Der Preisverfall hat die bittere Armut der Kakaobauern verschärft
Dennoch zieht Friedel Hütz-Adams vom Südwind Institut, das unter anderem Studien für entwicklungspolitische Organisationen erstellt, eine ernüchternde Bilanz: "Trotz aller Initiativen im Kakaoanbau ist es bisher nicht gelungen, die Lebensbedingungen der Bauern wesentlich zu verbessern." Im Gegenteil: Durch eine gute Ernte im Vorjahr ist der Kakaopreis zuletzt stark eingebrochen, um mehr als 30 Prozent auf zeitweise 1970 US-Dollar pro Tonne. Für Hütz-Adams ist klar: "Das hat die bittere Armut, in der viele Kleinbauern leben, verschärft und die Zahl der arbeitenden Kinder nochmal steigen lassen."
Allein in Ghana und der Elfenbeinküste arbeiten mehr als zwei Millionen Minderjährige, schätzt der Experte. Die schweren Kakaosäcke schinden ihre Rücken, Pestizide lassen ihre Gesichter aufquellen, Schlangenbisse oder Fleischwunden durch Macheten können tödlich sein. Doch wie sind solche Zustände möglich - obwohl sich zahlreiche Unternehmen und NGOs vor Ort engagieren? Warum bleiben all die Trainingsprogramme und Nachhaltigkeitssiegel immer noch wirkungslos?
Der Markt für Kakao ist ein perfektes Beispiel dafür, was alles schieflaufen kann, wenn westliche Großkonzerne mit nicht organisierten Kleinbauern zusammenarbeiten, wenn sich die eine Seite den Renditeforderungen ihrer Anleger verpflichtet fühlt und die andere ums Überleben kämpft.
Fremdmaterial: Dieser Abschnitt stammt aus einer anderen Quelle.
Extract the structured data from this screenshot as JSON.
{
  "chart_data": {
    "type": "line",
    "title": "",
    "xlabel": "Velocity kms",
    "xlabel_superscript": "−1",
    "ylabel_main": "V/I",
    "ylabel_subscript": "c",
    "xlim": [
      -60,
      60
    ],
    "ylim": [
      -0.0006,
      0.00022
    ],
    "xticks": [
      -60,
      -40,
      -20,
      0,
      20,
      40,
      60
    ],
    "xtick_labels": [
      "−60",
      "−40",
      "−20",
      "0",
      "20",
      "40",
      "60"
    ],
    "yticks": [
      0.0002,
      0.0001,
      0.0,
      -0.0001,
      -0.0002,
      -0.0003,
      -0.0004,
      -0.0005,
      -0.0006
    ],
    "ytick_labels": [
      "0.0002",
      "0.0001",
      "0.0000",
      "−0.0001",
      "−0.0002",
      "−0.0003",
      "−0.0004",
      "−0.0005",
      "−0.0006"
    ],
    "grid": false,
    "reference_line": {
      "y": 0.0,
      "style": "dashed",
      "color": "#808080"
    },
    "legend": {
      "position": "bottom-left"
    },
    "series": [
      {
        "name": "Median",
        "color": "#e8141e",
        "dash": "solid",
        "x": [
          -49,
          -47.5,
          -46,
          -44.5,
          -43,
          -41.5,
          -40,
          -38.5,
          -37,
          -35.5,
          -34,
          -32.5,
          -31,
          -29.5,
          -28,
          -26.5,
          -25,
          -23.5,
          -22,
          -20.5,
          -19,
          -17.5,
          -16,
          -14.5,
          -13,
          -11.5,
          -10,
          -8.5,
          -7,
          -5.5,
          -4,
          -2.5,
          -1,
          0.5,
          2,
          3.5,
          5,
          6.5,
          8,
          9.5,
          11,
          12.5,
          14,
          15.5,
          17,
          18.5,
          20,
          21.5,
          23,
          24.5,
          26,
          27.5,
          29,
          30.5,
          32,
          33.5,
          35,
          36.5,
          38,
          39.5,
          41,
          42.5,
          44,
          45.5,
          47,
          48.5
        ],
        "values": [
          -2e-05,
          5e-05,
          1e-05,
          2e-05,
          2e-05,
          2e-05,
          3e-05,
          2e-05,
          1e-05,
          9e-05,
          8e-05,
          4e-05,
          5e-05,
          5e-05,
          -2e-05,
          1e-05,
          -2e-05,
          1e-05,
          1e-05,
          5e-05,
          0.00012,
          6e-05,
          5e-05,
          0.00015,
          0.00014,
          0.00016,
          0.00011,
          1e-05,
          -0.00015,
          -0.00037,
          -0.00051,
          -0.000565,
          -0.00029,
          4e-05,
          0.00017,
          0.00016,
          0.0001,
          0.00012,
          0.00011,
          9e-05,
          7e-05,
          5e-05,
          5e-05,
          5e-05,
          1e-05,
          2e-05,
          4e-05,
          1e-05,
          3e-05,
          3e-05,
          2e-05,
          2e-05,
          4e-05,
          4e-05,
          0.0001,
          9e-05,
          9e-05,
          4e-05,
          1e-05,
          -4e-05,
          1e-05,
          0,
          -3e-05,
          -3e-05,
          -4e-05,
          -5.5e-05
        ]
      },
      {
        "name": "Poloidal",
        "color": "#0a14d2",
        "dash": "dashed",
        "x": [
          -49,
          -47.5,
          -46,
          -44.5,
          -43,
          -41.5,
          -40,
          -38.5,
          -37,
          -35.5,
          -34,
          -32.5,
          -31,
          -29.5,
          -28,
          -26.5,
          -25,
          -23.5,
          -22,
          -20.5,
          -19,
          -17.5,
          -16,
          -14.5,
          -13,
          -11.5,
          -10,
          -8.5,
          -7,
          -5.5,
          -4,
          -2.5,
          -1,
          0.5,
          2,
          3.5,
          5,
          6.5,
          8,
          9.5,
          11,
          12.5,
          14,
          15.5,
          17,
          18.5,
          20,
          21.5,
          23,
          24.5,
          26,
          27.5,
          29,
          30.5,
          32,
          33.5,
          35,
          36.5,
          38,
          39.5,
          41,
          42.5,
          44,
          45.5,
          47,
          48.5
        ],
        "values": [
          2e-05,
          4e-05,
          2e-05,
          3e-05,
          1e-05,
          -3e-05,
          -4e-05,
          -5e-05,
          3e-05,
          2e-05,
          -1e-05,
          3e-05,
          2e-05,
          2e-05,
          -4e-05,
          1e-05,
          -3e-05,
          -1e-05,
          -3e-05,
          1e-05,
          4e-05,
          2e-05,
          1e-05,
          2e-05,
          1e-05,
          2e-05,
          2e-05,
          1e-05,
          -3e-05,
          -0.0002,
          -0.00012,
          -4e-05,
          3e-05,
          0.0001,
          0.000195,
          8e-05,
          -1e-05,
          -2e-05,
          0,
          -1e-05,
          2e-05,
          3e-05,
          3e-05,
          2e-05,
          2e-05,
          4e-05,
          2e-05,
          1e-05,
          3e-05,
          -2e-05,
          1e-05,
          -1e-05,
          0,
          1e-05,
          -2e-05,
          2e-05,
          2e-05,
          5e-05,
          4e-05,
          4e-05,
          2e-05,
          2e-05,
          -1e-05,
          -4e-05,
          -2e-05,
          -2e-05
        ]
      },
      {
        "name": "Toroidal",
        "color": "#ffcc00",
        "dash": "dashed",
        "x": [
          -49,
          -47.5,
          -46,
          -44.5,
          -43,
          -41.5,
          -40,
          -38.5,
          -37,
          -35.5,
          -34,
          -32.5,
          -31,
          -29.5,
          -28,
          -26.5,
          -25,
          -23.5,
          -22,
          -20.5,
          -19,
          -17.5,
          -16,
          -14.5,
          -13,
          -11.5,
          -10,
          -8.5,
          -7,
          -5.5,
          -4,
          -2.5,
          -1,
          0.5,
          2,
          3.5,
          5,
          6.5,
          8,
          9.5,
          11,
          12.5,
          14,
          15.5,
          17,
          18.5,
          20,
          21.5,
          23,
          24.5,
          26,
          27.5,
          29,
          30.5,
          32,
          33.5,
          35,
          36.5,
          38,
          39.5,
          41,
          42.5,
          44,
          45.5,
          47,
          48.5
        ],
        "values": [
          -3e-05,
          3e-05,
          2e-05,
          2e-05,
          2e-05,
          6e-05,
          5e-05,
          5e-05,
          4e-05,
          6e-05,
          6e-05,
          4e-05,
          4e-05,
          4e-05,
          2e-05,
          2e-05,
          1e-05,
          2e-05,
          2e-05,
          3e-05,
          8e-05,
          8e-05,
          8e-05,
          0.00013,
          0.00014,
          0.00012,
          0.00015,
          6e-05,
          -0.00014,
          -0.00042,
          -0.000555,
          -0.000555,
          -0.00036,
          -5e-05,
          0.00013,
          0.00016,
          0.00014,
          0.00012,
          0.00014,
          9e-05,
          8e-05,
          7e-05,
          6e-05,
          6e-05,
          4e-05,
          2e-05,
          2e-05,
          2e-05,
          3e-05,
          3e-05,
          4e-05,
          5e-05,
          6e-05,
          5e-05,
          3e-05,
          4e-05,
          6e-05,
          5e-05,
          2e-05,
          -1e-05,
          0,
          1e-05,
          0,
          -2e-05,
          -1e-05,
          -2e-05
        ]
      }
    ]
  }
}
Das Mahlen und den Handel mit Kakao dominieren die beiden US-Konzerne Cargill und ADM sowie Barry Callebaut aus der Schweiz. Die wiederum liefern Kakao an Schokoladenhersteller wie Mondelez, Mars oder Nestlé. Gerade in Deutschland herrscht ein harter Preiswettbewerb auf dem Schokoladenmarkt, weil zusätzlich Einzelhändler wie Lidl, Aldi oder Rewe mit günstigen Eigenmarken in die Regale drängen. Die Folgen spüren vor allem die 5,5 Millionen Kleinbauern, die oft weit unterhalb der internationalen Armutsgrenze von 1,25 US-Dollar am Tag leben.
Auf dem Planeten Erde gibt es einen "Schokogürtel", der sich einmal um den Äquator zieht. Angebaut werden die Früchte, die mal grün, mal gelb, mal rötlich-braun werden, etwa in Ecuador, Kolumbien und Indonesien. Die wichtigsten Anbauländer aber sind Ghana und die Elfenbeinküste, die rund zwei Drittel der globalen Kakaoernte liefern. Genau dort gibt es die größte Armut. Beispiel Elfenbeinküste: Hohe Tafelberge, umgeben von Regenwald, feine Sandstrände mit Palmen - Bilder aus dem westafrikanischen Land gleichen einem Urlaubsparadies. Doch der jüngste Bürgerkrieg ist nur zehn Jahre her, das nationale Bruttoinlandsprodukt liegt bei 36 Milliarden US-Dollar. Deutschland erwirtschaftet auf fast der gleichen Landfläche hundert Mal so viel. Der Kakao aus Westafrika hat oft mindere Qualität, weil die Böden ausgelaugt sind. Die Bauern bekommen wenig Geld für ihre Ernte - und schicken daher Kinder auf die Felder. Ein Teufelskreis.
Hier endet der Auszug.